Gilbert, demeuré seul, écrivit une courte lettre sur laquelle il mit cette suscription:

«Mademoiselle Andrée de Taverney, Paris, rue Coq-Héron, 9, la première porte cochère en partant de la rue Plâtrière.»

Puis il serra cette lettre dans sa poche, mangea ce que le capitaine lui-même lui servait, et suivit le mousse, qui le conduisit à la poste, où la lettre fut jetée.

Tout le jour, Gilbert regarda la mer du haut des falaises.

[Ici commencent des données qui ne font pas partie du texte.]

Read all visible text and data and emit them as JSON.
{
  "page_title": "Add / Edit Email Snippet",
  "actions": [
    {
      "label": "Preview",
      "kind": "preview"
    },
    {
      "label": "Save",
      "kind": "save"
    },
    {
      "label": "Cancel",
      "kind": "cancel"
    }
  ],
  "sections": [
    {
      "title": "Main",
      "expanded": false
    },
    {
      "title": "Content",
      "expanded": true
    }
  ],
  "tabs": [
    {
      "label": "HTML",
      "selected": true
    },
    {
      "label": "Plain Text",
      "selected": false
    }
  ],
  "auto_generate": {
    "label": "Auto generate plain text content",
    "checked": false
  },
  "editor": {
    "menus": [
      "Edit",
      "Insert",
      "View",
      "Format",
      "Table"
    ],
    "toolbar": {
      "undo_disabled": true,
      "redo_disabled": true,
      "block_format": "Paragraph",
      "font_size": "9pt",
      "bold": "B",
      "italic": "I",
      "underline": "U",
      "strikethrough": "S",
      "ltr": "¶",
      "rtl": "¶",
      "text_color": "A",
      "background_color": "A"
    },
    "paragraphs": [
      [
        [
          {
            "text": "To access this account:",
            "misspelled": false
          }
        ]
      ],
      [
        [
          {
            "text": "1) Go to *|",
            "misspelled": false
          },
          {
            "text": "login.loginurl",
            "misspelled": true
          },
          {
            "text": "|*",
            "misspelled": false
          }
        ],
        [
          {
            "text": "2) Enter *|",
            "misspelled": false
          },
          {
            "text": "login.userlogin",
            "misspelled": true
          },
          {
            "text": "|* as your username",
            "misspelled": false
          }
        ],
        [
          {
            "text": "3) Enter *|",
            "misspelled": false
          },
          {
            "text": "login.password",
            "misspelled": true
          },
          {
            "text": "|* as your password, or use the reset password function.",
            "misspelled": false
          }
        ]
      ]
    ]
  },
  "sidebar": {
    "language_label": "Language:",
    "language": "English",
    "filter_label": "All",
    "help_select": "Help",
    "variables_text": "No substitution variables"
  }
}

À la nuit, il revint. Le capitaine le guettait et le fit entrer dans le navire.

Chapitre CLXII Le dernier adieu de Gilbert

Philippe avait passé une nuit terrible. Ces pas sur la neige lui démontraient jusqu’à l’évidence que quelqu’un s’était introduit dans la maison pour enlever l’enfant; mais qui accuser? Nul autre indice ne précisait ses soupçons.